Menu
Critique de film
Le film
Affiche du film

The Brothers

L'histoire

Dans le Îles occidentales d'Écosse, une longue et meurtrière rancune oppose deux clans, les Macraes et les McFarish. L’arrivée de Mary, une jeune et belle servante, ravive le conflit et provoque une lutte de pouvoir interne entre deux frères du clan Macrae.

Analyse et critique

Conflits claniques ancestraux, triangle amoureux fraternel sur fond de grands espaces, The Brothers se pose comme une sorte de variante anglaise du légendaire Duel au soleil (1946) de King Vidor. Le film adapte le roman éponyme de L.A.G. Strong (qui participe au scénario), paru en 1932, pour une intrigue déchaînant les passions dans le cadre tumultueux des îles Hébrides. C'est là qu'est envoyée la jeune orpheline Mary (Patricia Roc) comme servante auprès du patriarche Hector Macrae et de ses deux fils, John (Duncan Macrae) et Fergus (Maxwell Reed). La jeune femme va se confronter au tempérament austère de ses hôtes et aux mœurs locales, ces contrées sauvages reflétant l'expression des désirs secrets de chacun. Le taciturne et réfléchi John a du mal à contenir son désir pour une Mary qui n'a d'yeux que pour le plus torturé Fergus, tandis que Willie McFarish, fils de la famille rivale, n'est pas indifférent non plus aux charmes de la nouvelle venue. David MacDonald navigue entre le pittoresque et l'approche documentaire dans sa vision, le charme alternant constamment avec la brutalité. Les grands espaces dissimulent ainsi une mentalité étriquée, machiste et religieuse, où la femme est un être à étouffer ou s'approprier par la force comme en fera les frais Mary.
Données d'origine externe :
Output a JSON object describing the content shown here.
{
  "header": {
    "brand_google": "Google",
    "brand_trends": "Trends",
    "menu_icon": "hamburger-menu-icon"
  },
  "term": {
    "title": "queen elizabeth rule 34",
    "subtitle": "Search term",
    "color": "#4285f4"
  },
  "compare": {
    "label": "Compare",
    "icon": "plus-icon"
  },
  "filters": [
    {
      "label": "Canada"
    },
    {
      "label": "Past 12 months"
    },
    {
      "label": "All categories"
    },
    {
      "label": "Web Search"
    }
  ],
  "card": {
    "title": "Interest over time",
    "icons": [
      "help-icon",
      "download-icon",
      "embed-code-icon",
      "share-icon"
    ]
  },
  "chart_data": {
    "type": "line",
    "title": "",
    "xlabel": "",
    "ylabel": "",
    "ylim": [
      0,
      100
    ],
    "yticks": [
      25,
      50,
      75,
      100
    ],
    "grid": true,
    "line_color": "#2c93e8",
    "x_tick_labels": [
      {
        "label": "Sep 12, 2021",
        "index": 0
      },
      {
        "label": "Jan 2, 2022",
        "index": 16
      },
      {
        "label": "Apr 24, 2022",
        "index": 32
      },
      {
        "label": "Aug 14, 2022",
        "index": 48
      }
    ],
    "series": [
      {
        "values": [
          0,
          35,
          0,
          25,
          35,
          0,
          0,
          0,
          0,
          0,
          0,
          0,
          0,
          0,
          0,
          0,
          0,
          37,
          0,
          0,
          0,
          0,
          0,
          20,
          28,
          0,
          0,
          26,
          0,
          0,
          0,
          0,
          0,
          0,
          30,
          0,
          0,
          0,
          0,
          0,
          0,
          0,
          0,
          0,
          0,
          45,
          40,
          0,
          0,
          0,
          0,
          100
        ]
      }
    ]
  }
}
Le réalisateur offre ainsi le visage le plus violent de ce monde pour dénouer un conflit (l'assassinat barbare d'un traître), mais aussi le plus ritualisé avec ce duel entre les familles Macrae et McFarish qui se règlent à la fois par l'éloquence (les deux patriarches rivalisant de malédictions mutuelles invectivées) et la force physique avec une épreuve d'endurance à la rame. La sensualité de Patricia Roc offre un contrepoint qui donne son aura lumineuse à ce cet environnement rude et arriéré (la superbe scène de baignade nue où elle est épiée), et c'est finalement la manifestation contrastée du désir qu'elle attise qui servira de révélateur. Fergus masque sa passion ardente sous le détachement, John affiche des airs d'aîné responsable alors qu'il brûle d'un même feu ; cette masculinité malmenée par l'amour les conduira à l'impasse. L'allure frêle, mais animée d'une certitude claire sur ses amours et ses rejets, Mary perturbe la fratrie en la forçant à se révéler et se montrer faible. Là encore visuellement, David MacDonald sait mettre en valeur ces contradictions en donnant dans la pure stylisation (les ombres des amants se rapprochant en pleine aurore boréale) ou dans l'animalité la plus prononcée (une tentative de viol éprouvante, Mary "corrigée" pour sa supposée luxure), dans l'utilisation du cadre naturel comme des décors de studio. Les gros plans saisissants capturent l'intelligence qui s'estompe sous la furie du désir dans le visage de John, tandis qu’ils saisissent le visage éteint et le caractère fuyant, faible de Fergus. Les actes les plus abominables auront toujours lieu en pleine mer et dans la brume, lieu symbolique où les personnages peuvent masquer leur faiblesse aux yeux du monde.

Les cadrages de David MacDonald et la belle photographie de Stephen Dade offrent des vues somptueuses de ces côtes rugueuses - déjà si magnifiquement filmées par Michael Powell dans A l'angle du monde (1937) et Je sais où je vais (1945) -, dont la beauté peut se révéler dans tout son éclat ou être superbement introduite (comme lors de ce travelling derrière les spectateurs de l'épreuve de la barque). Le romanesque alterne constamment avec un côté plus frustre et sauvage qui illustre les conflits intérieurs des figures masculines, amorçant une conclusion particulièrement âpre et inattendue. On doit cet équilibre à l’expérience de documentariste de David MacDonald qui, ami de L.A.G. Strong, matura longuement le projet durant les années 30 avant d’en obtenir le financement après-guerre. Cela vient également d’une Patricia Roc qui illumine le film et transporte avec elle le stupre de ses rôles tenus pour les studios Gainsborough dans une veine plus réaliste, accentuée par l’approche du producteur Sidney Box qui ramènera justement Gainsborough à ce côté terre-à-terre quand il prendra en main le studio. Prenant, charnel et sauvage, The Brothers est une belle réussite méconnue du cinéma anglais.